Falo pouco. Quem me conhece sabe que falo pouco, escuto pouco, levo o tempo a pensar noutra coisa. Não em livros: os livros só existem quando os estou a escrever, saio e entro neles num desligar de fantasma. Pensar noutra coisa. Que palavra, pensar. Pensar é apenas ouvir com atenção. Oiço esta crónica: os seus movimentos. As frases que chegam como ondas. Vêm, ficam um bocadinho no papel, recuam, desaparecem. Há momentos em que é difícil apanhá-las. Quantos amigos tenho? Dois? Três? Não alcanço mais. Os olhos da jibóia redondos, abertos.

Hoje é sexta-feira, fim de agosto. Agrada-me este mês. Na Beira Alta chovia. Os hóspedes do hotel, de chinelos e calções, desocupados. Aceito a estupidez, a maldade, a mentira, custa-me mas aceito, não aceito as crianças que correm entre as mesas. Mães complacentes, pais de sandálias de filme bíblico. Não me concebo mulher, que mais não fosse pêlos pés, tão feios, dos homens, aqueles dedos todos a mexerem-se no fundo da cama. As conversas. Os olhinhos. As opiniões. Os dentes que lhes sobejam nos sorrisos. O gosto pêlos jornais. Quando acabar esta crónica volto ao romance. É-me impossível falar dele porque se faz sozinho, andei anos a treinar a mão para escrever sem mim. Eu em bicos de pés e a mão lá em cima, arrebanhando tudo o que apanha, pelo simples tacto, numa prateleira alta. O rapaz, atacado pela pacaça, nem uma careta, um som. A expressão dele opaca, impassível, nenhuma contracção dos músculos, nada que me permitisse adivinhar-lhe a dor. Depois do tratamento (tratamento!) os parentes levaram-no, de padiola, para uma aldeia distante. Jamais dei por tanto silêncio à minha roda como nesse dia. Os morcegos das mangueiras nem um grito. E eu, claro, não ia morrer nunca. O mais difícil é essa breve noite interior a meio da manhã, ganas de partir, de ficar, de furar a palma com as unhas e, logo a seguir, a esperança. Onde a mulher teve um amor feliz é a sua terra natal.

Acho que estou quase no fim, vou despedir-me. Que trabalheira sorrir, apertar mãos. Que trabalheira anoitecer, e que falta de dignidade a velhice e a doença. Óculos. Dificuldades nos ossos. Lentas misérias.

Quase no fim, disse eu. Subir para o quarto, sentar-me à mesa, fechar os olhos antes de começar. A serra da Estrela inteira à minha frente, luzes de Seia, de Gouveia, de outras terras. Da varanda dos meus avós o alumínio dos grilos raspando, raspando. Continuarão depois de mim, continuarão para sempre, eternos como as pedras.

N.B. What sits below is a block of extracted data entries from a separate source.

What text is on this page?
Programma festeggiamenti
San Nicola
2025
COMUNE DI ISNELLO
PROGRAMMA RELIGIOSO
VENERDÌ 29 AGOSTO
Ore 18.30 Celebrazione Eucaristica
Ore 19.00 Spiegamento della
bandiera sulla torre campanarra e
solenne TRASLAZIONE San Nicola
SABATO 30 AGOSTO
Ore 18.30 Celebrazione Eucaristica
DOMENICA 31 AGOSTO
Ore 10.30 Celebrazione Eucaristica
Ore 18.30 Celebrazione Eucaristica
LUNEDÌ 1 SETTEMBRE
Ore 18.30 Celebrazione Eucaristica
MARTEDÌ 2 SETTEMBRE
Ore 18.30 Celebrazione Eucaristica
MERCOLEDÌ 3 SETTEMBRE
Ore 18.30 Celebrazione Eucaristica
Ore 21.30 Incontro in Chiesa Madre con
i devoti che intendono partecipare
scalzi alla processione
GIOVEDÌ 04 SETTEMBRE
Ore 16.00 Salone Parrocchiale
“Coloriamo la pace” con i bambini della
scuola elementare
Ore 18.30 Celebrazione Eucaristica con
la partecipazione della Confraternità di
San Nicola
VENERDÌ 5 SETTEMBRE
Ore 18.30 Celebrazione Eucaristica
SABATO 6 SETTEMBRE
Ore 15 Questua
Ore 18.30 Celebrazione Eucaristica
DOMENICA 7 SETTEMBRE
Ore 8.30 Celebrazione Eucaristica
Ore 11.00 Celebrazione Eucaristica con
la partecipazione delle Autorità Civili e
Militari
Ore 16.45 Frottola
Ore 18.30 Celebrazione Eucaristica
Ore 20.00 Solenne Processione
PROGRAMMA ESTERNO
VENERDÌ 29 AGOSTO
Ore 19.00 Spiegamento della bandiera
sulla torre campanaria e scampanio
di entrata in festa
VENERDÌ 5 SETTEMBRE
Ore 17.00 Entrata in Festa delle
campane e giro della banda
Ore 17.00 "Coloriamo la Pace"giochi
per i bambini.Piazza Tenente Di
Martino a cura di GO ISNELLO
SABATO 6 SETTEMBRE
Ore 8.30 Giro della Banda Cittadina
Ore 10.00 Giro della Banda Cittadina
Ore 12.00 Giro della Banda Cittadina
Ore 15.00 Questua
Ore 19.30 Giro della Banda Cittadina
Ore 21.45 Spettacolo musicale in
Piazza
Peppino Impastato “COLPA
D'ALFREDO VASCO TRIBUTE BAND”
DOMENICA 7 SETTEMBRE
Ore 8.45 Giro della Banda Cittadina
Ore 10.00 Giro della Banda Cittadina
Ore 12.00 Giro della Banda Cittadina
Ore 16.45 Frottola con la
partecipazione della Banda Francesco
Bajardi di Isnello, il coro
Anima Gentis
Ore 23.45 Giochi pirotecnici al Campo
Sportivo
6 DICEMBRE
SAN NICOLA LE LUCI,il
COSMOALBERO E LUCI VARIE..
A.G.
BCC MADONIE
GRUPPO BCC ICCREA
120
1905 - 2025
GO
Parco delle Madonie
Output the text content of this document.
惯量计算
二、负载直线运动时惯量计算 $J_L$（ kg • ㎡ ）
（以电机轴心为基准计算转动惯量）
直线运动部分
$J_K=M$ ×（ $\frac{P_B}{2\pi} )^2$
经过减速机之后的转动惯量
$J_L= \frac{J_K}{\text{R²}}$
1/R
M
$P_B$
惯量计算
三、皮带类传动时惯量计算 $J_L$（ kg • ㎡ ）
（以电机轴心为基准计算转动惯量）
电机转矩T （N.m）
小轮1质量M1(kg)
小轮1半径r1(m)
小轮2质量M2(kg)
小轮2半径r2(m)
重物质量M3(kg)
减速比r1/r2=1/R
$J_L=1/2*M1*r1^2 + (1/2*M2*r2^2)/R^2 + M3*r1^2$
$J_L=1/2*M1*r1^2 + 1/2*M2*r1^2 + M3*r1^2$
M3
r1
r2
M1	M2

Vi um cão cego, perplexo numa encruzilhada de caminhos, na Urgeiriça. Principiou a tremer ao sentir-me chegar,trazia um pedaço de corda no pescoço. Ficou no local onde, antigamente, as minas. Quem se rala com um cão? Quem se rala com uma cabra defunta ou um coto a sangrar? Glicínias, glicínias. Não quero o cheiro das glicínias, não quero as suas flores. Quero uma paz imensa. Agora.